OBJECTIVE: In patients with severe brain injury (SBI) median-evoked somatosensory potentials (M-SSEP) serve as a prognostic tool. Bilateral loss of cortical responses (BLCR) is usually thought to be a reliable marker of poor prognosis. Prognostic accuracy to predict a poor outcome depends on the cause of coma and is best in hypoxic-ischemic encephalopathy (HIE) reaching almost 100% which is in contrast to patients with other etiologies of coma, especially traumatic brain injury (TBI). Only little evidence exists on the possibility of electrophysiological recovery of BLCR in repeated or serial SSEP-examinations and detailed functional outcome in these cases. METHODS: 28 patients (78.6% male, 21.4% female, mean age 43.1±18.6 years) from our in-patient early (post-acute) neurorehabilitation center with BLCR in their first M-SSEP were re-examined after a mean interval of 66±55.8 days. SBI was caused by different etiologies. We retrospectively analyzed (a) the recovery rate from BLCR in consecutive M-SSEP and (b) the detailed functional outcome of those patients with recovered cortical responses. RESULTS: 14/28 (50%) patients with primarily BLCR showed re-occurrence of cortical potentials, either uni- or bilaterally. Of the 14 patients, one died due to a non-neurological cause. Of the remaining 13 patients 6 - most of them suffering from traumatic brain injury (TBI) - could be transferred to further continuing neurorehabilitation and achieved good functional long-term outcome. BLCR in HIE still had a poor prognosis with none of our patients achieving an outcome better than vegetative state. CONCLUSIONS: Electrophysiological recovery from primarily BLCR seems possible and is accompanied by good functional outcome in a relevant number of patients. Thus caution is warranted in predicting a poor prognosis based predominantly on SSEP, especially in patients with TBI. Focusing SSEP-examination on the early days after severe brain injury and performing only one examination in the case of BLCR may lead to systematic underestimation of the possibility of recovery.

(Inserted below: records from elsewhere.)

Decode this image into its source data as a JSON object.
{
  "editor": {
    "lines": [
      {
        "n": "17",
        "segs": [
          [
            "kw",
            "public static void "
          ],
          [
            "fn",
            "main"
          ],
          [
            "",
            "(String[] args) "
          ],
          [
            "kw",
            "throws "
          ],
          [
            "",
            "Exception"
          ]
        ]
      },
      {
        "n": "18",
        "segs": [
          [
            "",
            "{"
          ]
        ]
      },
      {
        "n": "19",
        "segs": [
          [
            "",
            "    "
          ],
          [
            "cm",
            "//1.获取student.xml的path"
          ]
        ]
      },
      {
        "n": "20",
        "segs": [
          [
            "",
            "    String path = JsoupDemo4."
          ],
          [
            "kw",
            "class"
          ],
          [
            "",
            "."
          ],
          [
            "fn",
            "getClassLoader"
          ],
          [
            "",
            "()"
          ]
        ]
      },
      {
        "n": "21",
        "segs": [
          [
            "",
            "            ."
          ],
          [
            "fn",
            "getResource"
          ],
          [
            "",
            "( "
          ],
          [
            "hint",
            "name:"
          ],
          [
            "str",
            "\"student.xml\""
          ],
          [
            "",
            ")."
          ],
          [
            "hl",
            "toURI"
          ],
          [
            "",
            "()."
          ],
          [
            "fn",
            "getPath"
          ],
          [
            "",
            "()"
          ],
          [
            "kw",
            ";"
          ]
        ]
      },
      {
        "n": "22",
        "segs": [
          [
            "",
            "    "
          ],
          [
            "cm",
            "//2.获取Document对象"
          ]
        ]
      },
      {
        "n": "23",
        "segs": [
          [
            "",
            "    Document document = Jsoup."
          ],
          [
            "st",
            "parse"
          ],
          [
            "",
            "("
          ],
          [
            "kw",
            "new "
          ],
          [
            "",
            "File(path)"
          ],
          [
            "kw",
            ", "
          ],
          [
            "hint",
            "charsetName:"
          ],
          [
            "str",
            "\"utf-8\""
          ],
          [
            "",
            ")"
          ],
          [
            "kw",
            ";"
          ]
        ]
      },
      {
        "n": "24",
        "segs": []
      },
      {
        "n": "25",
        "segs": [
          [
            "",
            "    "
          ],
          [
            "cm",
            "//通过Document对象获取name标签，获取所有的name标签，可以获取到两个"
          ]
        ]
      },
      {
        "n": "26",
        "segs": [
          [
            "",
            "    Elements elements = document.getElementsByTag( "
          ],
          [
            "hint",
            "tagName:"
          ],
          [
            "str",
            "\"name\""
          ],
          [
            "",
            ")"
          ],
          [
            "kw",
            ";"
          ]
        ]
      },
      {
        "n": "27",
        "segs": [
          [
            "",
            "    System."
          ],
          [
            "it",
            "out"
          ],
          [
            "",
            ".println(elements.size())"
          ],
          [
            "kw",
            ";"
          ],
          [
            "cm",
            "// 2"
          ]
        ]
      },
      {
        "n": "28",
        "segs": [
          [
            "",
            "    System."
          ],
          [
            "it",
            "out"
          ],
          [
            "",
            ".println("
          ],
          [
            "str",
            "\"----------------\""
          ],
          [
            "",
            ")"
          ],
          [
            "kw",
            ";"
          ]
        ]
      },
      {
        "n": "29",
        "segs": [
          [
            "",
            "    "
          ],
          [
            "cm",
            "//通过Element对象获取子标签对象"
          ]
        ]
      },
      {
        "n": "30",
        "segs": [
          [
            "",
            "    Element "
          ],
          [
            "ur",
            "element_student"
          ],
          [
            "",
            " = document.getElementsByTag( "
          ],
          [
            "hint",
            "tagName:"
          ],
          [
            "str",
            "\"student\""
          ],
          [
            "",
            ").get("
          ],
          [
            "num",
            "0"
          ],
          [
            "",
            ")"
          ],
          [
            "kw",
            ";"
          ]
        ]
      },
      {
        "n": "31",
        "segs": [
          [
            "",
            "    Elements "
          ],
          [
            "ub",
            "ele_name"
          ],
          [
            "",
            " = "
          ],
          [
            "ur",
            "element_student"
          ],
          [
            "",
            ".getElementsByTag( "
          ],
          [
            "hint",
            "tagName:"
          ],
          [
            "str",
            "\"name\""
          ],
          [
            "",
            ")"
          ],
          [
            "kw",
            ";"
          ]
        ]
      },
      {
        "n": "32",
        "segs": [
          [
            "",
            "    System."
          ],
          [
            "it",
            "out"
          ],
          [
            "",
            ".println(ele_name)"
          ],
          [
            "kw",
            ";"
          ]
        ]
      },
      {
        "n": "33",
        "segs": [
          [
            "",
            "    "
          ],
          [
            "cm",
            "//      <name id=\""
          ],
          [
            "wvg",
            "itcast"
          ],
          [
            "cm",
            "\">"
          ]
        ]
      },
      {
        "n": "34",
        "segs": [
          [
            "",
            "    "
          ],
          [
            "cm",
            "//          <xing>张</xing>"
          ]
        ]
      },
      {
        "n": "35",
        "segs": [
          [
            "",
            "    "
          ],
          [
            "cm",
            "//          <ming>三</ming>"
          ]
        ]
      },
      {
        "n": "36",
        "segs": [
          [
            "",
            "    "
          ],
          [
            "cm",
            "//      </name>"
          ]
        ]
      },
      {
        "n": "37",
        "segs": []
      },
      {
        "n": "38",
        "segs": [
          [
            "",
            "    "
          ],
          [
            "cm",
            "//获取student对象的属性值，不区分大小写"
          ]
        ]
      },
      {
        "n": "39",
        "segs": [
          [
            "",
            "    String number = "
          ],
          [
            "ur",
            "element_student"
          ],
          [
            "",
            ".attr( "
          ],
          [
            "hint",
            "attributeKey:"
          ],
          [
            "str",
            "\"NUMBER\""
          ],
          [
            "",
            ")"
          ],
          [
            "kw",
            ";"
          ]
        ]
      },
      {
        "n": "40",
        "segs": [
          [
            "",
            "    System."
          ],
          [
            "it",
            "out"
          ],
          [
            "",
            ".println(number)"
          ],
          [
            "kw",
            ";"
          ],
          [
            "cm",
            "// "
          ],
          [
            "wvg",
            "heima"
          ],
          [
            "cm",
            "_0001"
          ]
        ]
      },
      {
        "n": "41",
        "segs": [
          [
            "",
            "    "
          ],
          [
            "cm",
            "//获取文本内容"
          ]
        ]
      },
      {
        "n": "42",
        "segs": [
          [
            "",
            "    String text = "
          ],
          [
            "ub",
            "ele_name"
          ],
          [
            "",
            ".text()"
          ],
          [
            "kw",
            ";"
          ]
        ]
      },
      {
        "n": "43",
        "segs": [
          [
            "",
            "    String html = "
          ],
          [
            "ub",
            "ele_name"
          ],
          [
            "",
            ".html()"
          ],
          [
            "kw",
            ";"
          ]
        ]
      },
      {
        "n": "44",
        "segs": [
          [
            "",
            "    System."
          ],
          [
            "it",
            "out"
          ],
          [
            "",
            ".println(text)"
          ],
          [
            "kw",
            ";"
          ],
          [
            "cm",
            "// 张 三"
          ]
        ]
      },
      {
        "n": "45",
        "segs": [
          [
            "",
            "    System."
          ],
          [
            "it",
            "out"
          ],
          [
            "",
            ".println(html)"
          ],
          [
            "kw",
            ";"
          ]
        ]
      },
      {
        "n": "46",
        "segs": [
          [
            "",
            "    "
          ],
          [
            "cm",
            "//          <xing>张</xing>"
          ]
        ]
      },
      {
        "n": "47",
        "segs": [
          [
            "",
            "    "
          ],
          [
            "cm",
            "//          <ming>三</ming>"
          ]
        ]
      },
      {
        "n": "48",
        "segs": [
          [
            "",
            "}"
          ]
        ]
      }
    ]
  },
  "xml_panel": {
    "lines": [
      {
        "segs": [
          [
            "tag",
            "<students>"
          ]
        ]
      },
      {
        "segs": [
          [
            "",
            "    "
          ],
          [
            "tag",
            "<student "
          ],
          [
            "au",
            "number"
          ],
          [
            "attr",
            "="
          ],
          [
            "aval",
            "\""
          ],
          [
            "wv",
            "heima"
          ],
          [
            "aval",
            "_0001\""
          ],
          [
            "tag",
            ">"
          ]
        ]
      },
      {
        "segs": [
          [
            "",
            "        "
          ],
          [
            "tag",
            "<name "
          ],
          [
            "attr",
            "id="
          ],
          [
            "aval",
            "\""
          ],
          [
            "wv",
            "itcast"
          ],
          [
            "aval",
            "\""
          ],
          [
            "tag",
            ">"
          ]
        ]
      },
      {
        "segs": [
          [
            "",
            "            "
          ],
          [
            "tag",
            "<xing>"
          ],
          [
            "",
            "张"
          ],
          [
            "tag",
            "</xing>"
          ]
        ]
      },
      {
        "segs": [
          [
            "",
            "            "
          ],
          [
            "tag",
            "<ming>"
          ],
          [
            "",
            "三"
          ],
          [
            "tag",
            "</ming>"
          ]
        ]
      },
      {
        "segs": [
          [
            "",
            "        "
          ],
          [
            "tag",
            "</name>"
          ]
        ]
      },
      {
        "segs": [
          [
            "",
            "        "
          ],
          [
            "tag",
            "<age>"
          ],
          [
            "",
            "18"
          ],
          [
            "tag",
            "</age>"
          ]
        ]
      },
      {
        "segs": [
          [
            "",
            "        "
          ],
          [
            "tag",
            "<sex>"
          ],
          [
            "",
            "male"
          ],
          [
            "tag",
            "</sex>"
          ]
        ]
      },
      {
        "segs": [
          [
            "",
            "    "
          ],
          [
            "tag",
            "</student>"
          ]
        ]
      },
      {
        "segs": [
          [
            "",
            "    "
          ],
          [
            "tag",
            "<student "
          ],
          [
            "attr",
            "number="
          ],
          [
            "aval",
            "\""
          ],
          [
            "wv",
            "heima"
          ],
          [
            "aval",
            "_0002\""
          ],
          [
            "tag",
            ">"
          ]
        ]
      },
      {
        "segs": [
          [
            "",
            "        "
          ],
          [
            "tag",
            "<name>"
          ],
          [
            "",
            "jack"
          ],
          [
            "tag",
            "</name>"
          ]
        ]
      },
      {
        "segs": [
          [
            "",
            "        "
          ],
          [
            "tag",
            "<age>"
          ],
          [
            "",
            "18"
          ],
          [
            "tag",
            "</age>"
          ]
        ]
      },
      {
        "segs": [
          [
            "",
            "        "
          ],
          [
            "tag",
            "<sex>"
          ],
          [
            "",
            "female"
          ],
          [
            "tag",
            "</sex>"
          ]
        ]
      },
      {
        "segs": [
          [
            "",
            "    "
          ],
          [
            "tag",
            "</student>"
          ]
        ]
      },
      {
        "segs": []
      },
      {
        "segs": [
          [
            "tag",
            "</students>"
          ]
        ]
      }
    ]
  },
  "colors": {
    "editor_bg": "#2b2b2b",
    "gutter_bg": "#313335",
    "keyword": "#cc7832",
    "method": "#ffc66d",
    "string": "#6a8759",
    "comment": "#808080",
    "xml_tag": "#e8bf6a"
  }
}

Critical-illness-polyneuropathy as sequelae of severe neurological illness: incidence and impact on ventilator therapy and rehabilitation.

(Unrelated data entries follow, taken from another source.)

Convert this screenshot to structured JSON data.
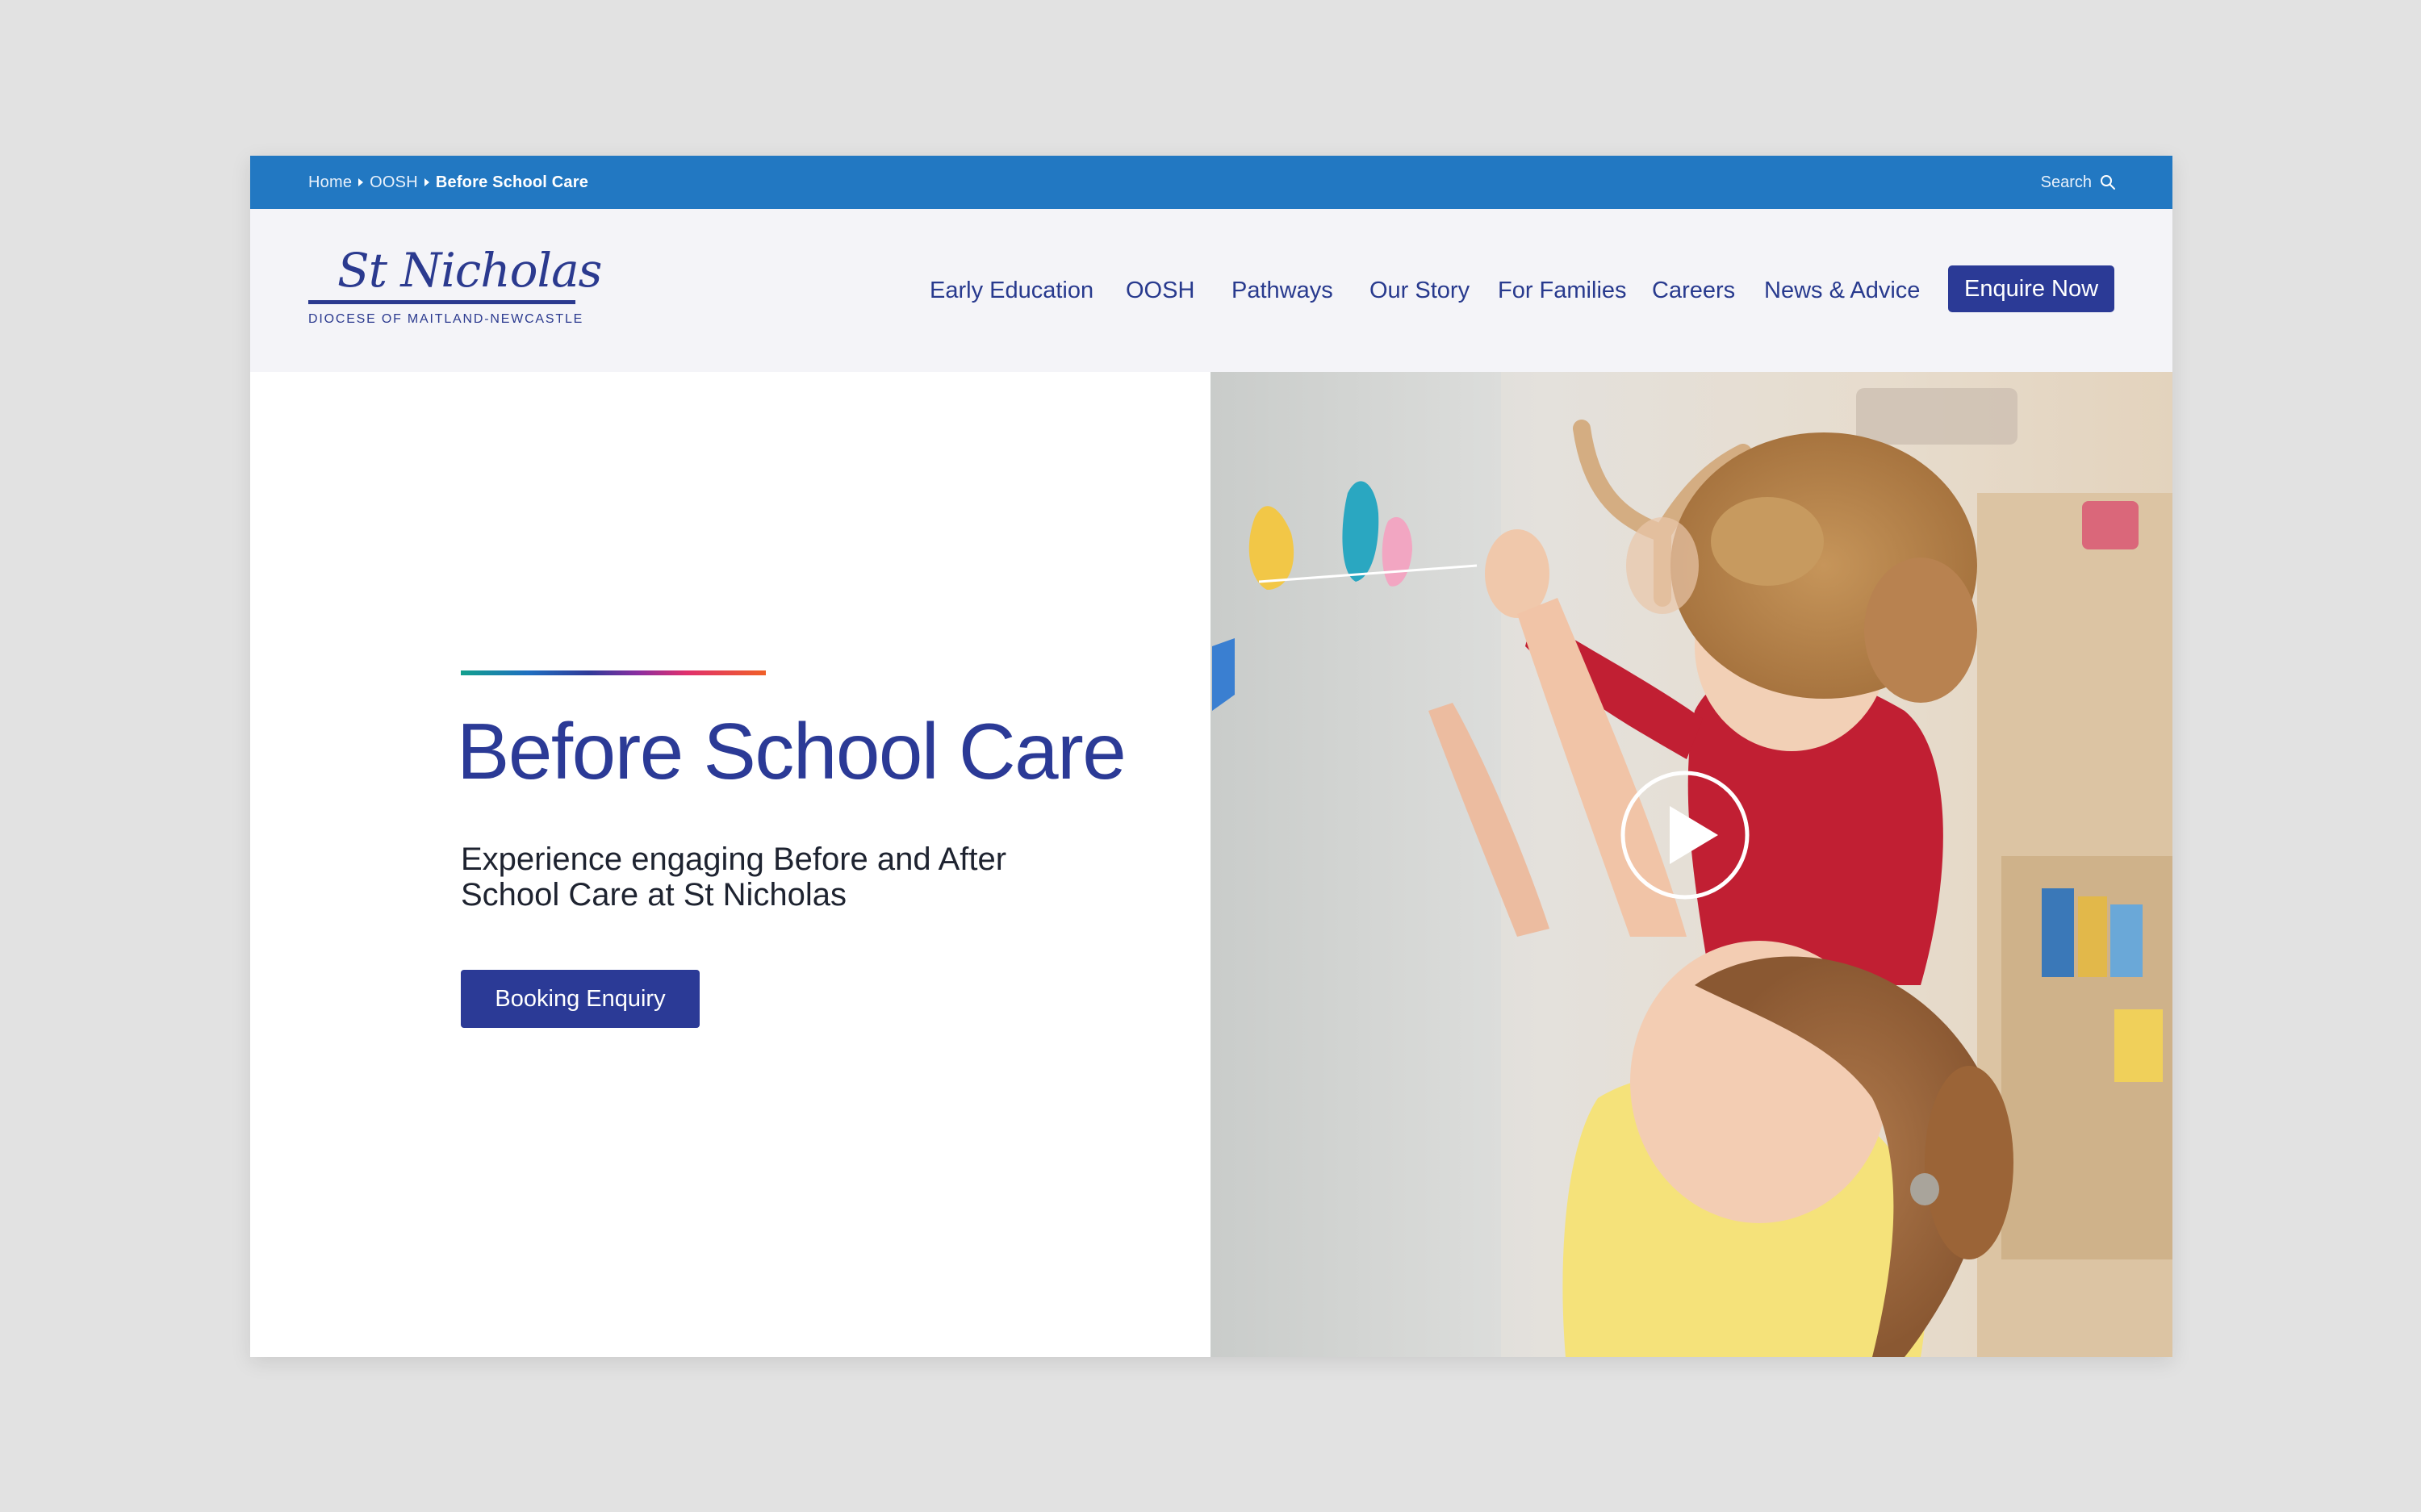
{
  "breadcrumb": {
    "home": "Home",
    "section": "OOSH",
    "current": "Before School Care"
  },
  "search": {
    "label": "Search"
  },
  "logo": {
    "name": "St Nicholas",
    "subtitle": "DIOCESE OF MAITLAND-NEWCASTLE"
  },
  "nav": {
    "items": [
      {
        "label": "Early Education"
      },
      {
        "label": "OOSH"
      },
      {
        "label": "Pathways"
      },
      {
        "label": "Our Story"
      },
      {
        "label": "For Families"
      },
      {
        "label": "Careers"
      },
      {
        "label": "News & Advice"
      }
    ],
    "cta_label": "Enquire Now"
  },
  "hero": {
    "title": "Before School Care",
    "subtitle": "Experience engaging Before and After School Care at St Nicholas",
    "button_label": "Booking Enquiry"
  },
  "colors": {
    "topbar": "#2278c2",
    "brand_navy": "#2b3a96",
    "header_bg": "#f4f4f8",
    "page_bg": "#e2e2e2"
  },
  "icons": {
    "search": "search-icon",
    "play": "play-icon"
  }
}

INTRODUCTION: Critical-Illness-Polyneuropathy (CIP) is common in critically ill patients. In contrast to CIP arousing from primary non-neurological causes, studies dealing with CIP following a primary neurological illness are rare. This mono-center, retrospective study was performed to examine a) the incidence of CIP in patients after severe neurological illnesses and b) the impact on ventilator therapy. MATERIAL AND METHODS: Retrospective analysis of all patients, admitted for early (post-acute) neurological rehabilitation following severe neurological diseases between 01.01.2006 and 31.12.2010. Patients routinely underwent standard electrophysiological evaluation (nerve conduction studies of 8 motor and 6 sensory nerves; needle electromyography of 6 muscles). Diagnosis of CIP required a) pathological spontaneous activity in at least two muscles and b) reduced compound muscle activity potentials (CMAP) in at least two motor nerves of different extremities. RESULTS: CIP was diagnosed in 430 of 623 patients (69.0%). Patients with proven CIP required significantly (p < 0.001) longer ventilator therapy (33.1 days) in contrast to patients without CIP (21.5 days). CONCLUSION: CIP is common in patients suffering from primary severe neurological diseases. Due to CIP, duration of ventilator therapy is significantly prolonged. In patients with severe neurological diseases electrophysiology is crucial to establish the correct diagnosis.